Other phishing tactics used to spread the malware include fake app update notifications; malicious MMS messages related to trending events; and work-related documents.

He warned that such tactics could be used outside of China if cyber-criminals elsewhere see them performing well.

“Many mobile malware discovered in the Chinese market in the past, such as HummingBad, turned out to be early birds which continued to spread worldwide,” he said. “The widespread use of the Swearing Trojan was achieved by using fake BTSs and automated phishing SMSs. Both of these threats can be adopted by western malware as well.”

Michael Downs, director of telecoms security at Positive Technologies, explained that detecting fake base stations can be tricky, so it’s not clear how widespread the practice is.

“The issue is that the equipment to create a fake tower is legitimately available and relatively inexpensive to purchase.

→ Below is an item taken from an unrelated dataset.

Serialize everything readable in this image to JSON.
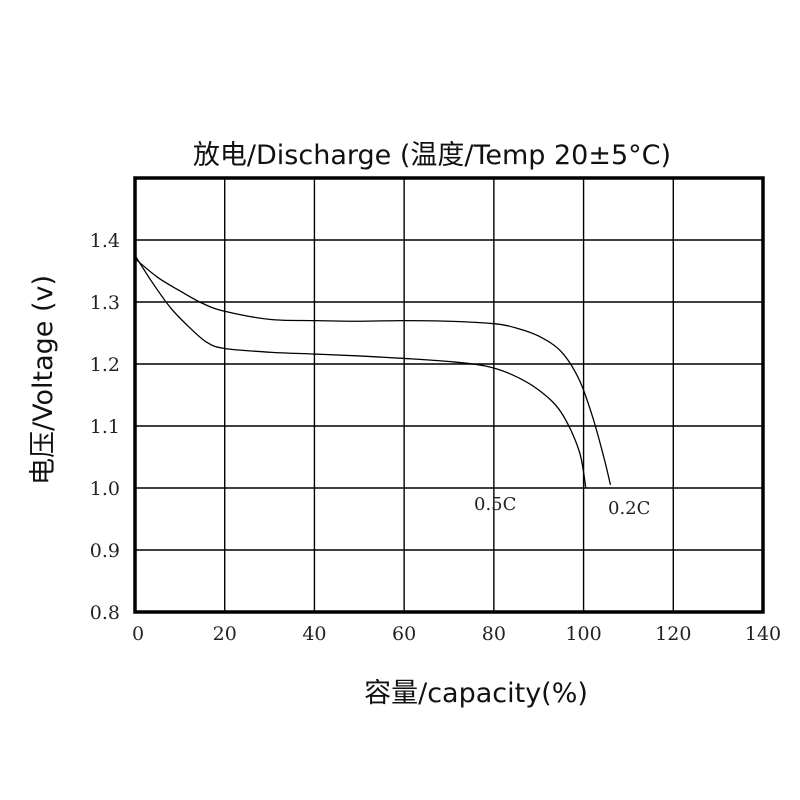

For those lacking the technical prowess, ‘how to’ guides can be found online. If that’s not worrying enough, there are even ready-made solutions traded where all that’s needed is to switch it on,” he added.

“That said, operators could do more to keep track of their radio perimeter. Analyzing radio signals can help identify fake BTS and, with the use of triangulation, pinpoint the location so fake towers can be disassembled.”